Connecticut has one of the cleanest energy portfolios for carbon dioxide (CO2) emissions in the country, making EVs significantly better for the environment than conventional vehicles.
Because of Connecticut's clean energy production, carbon dioxide equivalent (CO2e) emissions of EVs are significantly lower in Connecticut than the national average.
What about fuel cell vehicle power sources?
Fuel cells convert hydrogen fuel to electricity to power a battery for a vehicle's motor. The only emission from the vehicle is water, any potential harmful emissions associated with fuel cell vehicles come from the production and distribution of the hydrogen fuel.
Ideally, solar or wind power would be used to produce hydrogen, eliminating any emissions from the generation of hydrogen. Typically, hydrogen is derived from natural gas by steam reforming. It can also be derived directly from water by electrolysis, but this process is less efficient due to the large quantity of energy required.

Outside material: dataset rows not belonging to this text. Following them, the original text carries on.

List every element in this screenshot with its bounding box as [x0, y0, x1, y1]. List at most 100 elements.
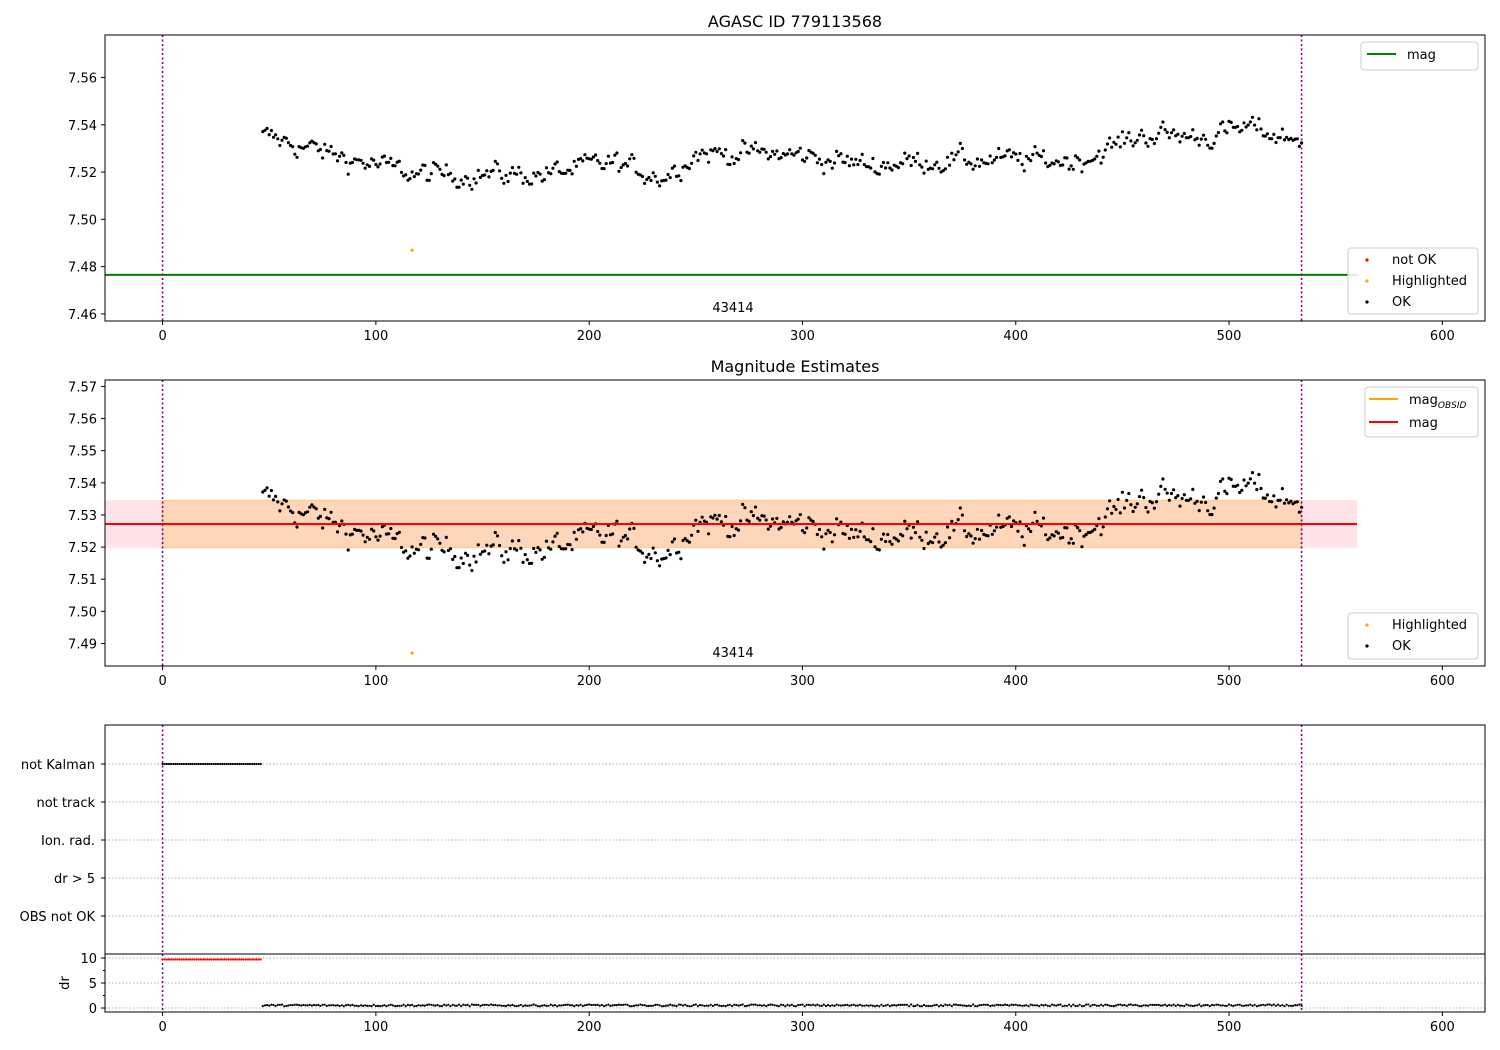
dr-point — [910, 1003, 913, 1006]
dr-point — [931, 1004, 934, 1007]
ok-point — [1035, 151, 1039, 155]
dr-point — [1093, 1003, 1096, 1006]
ok-point — [1112, 504, 1116, 509]
not-kalman-point — [229, 762, 232, 766]
ok-point — [1048, 536, 1052, 540]
dr-point — [675, 1005, 678, 1008]
dr-point — [302, 1003, 305, 1007]
dr-point — [769, 1003, 772, 1006]
not-kalman-point — [174, 762, 177, 766]
ok-point — [717, 513, 721, 518]
ok-point — [419, 168, 423, 172]
ok-point — [310, 503, 314, 507]
ok-point — [997, 146, 1001, 151]
dr-point — [969, 1004, 973, 1008]
ok-point — [604, 533, 608, 538]
ok-point — [457, 185, 461, 189]
ok-point — [792, 153, 796, 157]
ok-point — [1272, 494, 1276, 498]
dr-point — [948, 1003, 951, 1006]
ok-point — [683, 537, 687, 541]
ok-point — [1135, 138, 1139, 142]
ok-point — [1078, 529, 1082, 533]
dr-point — [699, 1003, 702, 1007]
ok-point — [446, 548, 450, 553]
dr-capped-point — [210, 958, 213, 961]
ok-point — [551, 166, 555, 170]
dr-point — [1102, 1004, 1105, 1007]
dr-point — [942, 1004, 945, 1008]
y-tick-label-7.52: 7.52 — [68, 166, 97, 181]
ok-point — [715, 149, 719, 154]
ok-point — [1029, 529, 1033, 534]
dr-capped-point — [212, 958, 215, 961]
dr-panel: dr 0 100 200 300 400 500 600 0 5 10 — [58, 952, 1486, 1035]
ok-point — [263, 128, 267, 132]
dr-point — [1183, 1004, 1186, 1008]
ok-point — [869, 166, 873, 170]
ok-point — [1052, 162, 1056, 166]
dr-point — [946, 1004, 949, 1007]
ok-point — [1114, 507, 1118, 511]
dr-point — [483, 1003, 486, 1007]
dr-point — [430, 1003, 433, 1006]
dr-point — [1097, 1004, 1100, 1007]
marker-legend-box — [1347, 247, 1479, 315]
ok-point — [1195, 499, 1199, 503]
dr-point — [1114, 1004, 1118, 1007]
dr-point — [788, 1004, 791, 1007]
ok-point — [732, 533, 736, 538]
dr-point — [1100, 1003, 1103, 1006]
ok-point — [753, 141, 758, 145]
ok-point — [711, 516, 715, 520]
legend-label-2-1: OK — [1392, 639, 1411, 654]
dr-point — [652, 1004, 655, 1007]
ok-point — [719, 152, 724, 156]
dr-point — [895, 1004, 898, 1007]
ok-point — [852, 535, 856, 540]
ok-point — [690, 533, 694, 537]
ok-point — [803, 531, 807, 535]
dr-point — [999, 1004, 1002, 1007]
legend-label-mag-agasc: mag — [1407, 48, 1436, 63]
dr-point — [967, 1004, 970, 1007]
ok-point — [896, 166, 901, 170]
dr-point — [884, 1004, 887, 1007]
ok-point — [884, 166, 888, 170]
ok-point — [681, 538, 685, 543]
dr-point — [494, 1003, 497, 1007]
magnitude-estimates-panel: Magnitude Estimates 43414 0 100 200 300 400 5… — [68, 357, 1486, 689]
dr-point — [718, 1004, 721, 1007]
dr-point — [1033, 1004, 1037, 1007]
dr-point — [1029, 1003, 1032, 1006]
ok-point — [730, 524, 734, 529]
dr-point — [428, 1003, 431, 1006]
dr-point — [285, 1004, 288, 1008]
ok-point — [798, 146, 802, 150]
dr-point — [929, 1005, 932, 1008]
dr-point — [325, 1004, 328, 1008]
dr-point — [893, 1004, 896, 1007]
panel1-title: AGASC ID 779113568 — [708, 12, 882, 31]
dr-point — [417, 1004, 420, 1007]
ok-point — [992, 529, 997, 533]
dr-point — [741, 1003, 744, 1006]
ok-point — [295, 155, 299, 159]
ok-point — [408, 177, 412, 181]
ok-point — [873, 545, 877, 549]
ok-point — [423, 163, 427, 167]
dr-point — [1025, 1004, 1028, 1007]
ok-point — [502, 181, 506, 185]
ok-point — [265, 126, 269, 130]
ok-point — [493, 530, 497, 535]
ok-point — [845, 154, 849, 158]
ok-point — [431, 532, 436, 536]
dr-capped-point — [246, 958, 249, 961]
dr-point — [1125, 1004, 1128, 1008]
dr-point — [438, 1005, 441, 1008]
ok-point — [532, 546, 536, 551]
dr-point — [592, 1003, 595, 1007]
ok-point — [1295, 500, 1299, 504]
dr-point — [882, 1004, 885, 1008]
ok-point — [858, 529, 862, 533]
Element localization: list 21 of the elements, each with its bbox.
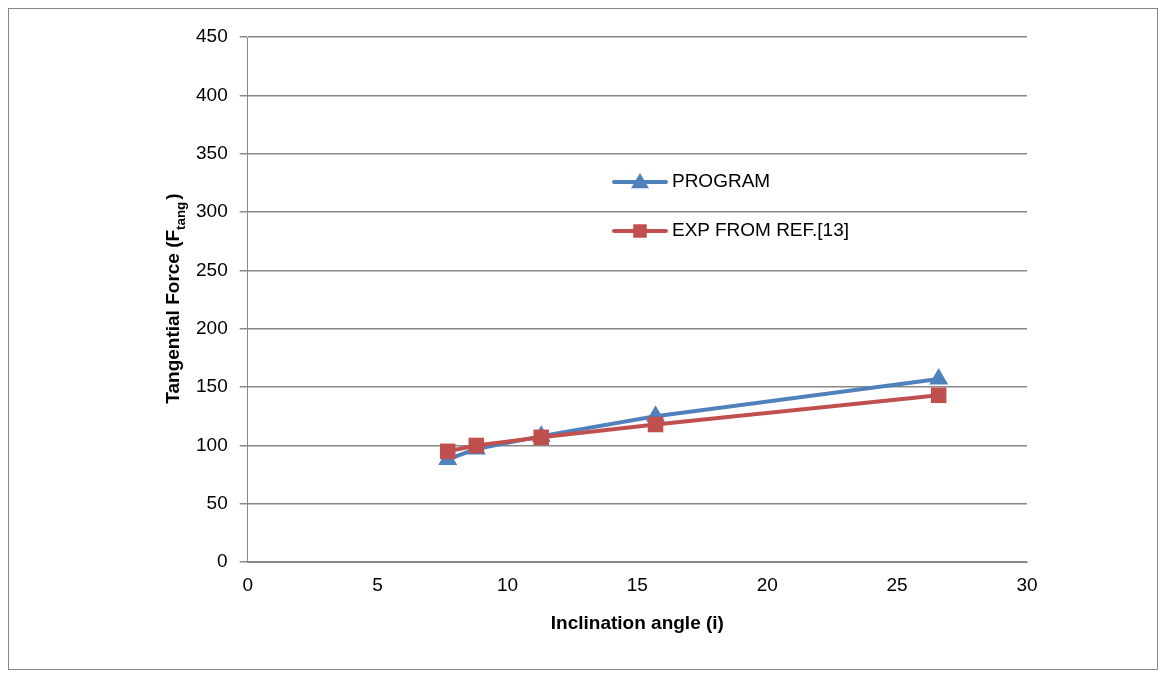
- y-tick-label: 150: [196, 375, 228, 397]
- x-tick-label: 5: [372, 573, 383, 595]
- y-tick-label: 350: [196, 141, 228, 163]
- x-tick-label: 20: [756, 573, 778, 595]
- x-tick-label: 15: [626, 573, 648, 595]
- x-tick-label: 30: [1016, 573, 1038, 595]
- x-tick-label: 10: [496, 573, 519, 595]
- legend-label: EXP FROM REF.[13]: [671, 219, 849, 241]
- y-tick-label: 50: [206, 492, 228, 514]
- y-tick-label: 200: [196, 317, 228, 339]
- x-tick-label: 0: [242, 573, 253, 595]
- y-tick-label: 250: [196, 258, 228, 280]
- y-tick-label: 0: [217, 550, 228, 572]
- x-tick-label: 25: [886, 573, 908, 595]
- legend-label: PROGRAM: [671, 170, 771, 192]
- y-tick-label: 100: [196, 433, 228, 455]
- y-tick-label: 400: [196, 83, 228, 105]
- x-axis-title: Inclination angle (i): [550, 612, 724, 634]
- y-tick-label: 450: [196, 25, 228, 47]
- y-axis-title: Tangential Force (Ftang): [162, 193, 189, 404]
- y-tick-label: 300: [196, 200, 228, 222]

Where do I find out more about EVs?
Drive Change. Drive Electric. represents a unique public-private partnership between auto manufacturers and Northeast states to advance consumer awareness, understanding, consideration and adoption of electric cars, including battery electric, plug-in hybrid electric, and fuel cell electric vehicles.
By showcasing to drivers and passengers the convenience, affordability, technology, sustainability and power performance of electric vehicles, Drive Change. Drive Electric. aims to put more electric cars on the road than ever before.
Destination Electric introduces you to your next big adventure! Small businesses across the Northeast are joining Destination Electric to show you just how great life can be with an electric car. A life full of exploring new places and uncovering your greatest memories is ahead of you, and an electric car can get you there. Check out the list of Connecticut small businesses that support clean vehicles!
fueleconomy.gov is the official US government source for fuel economy information. It is an excellent place to start your search for a new EV. You can choose and compare vehicles side by side, find out detailed information about the various EV technologies, and learn much. much more about EVs. Developed by the US Department of Energy.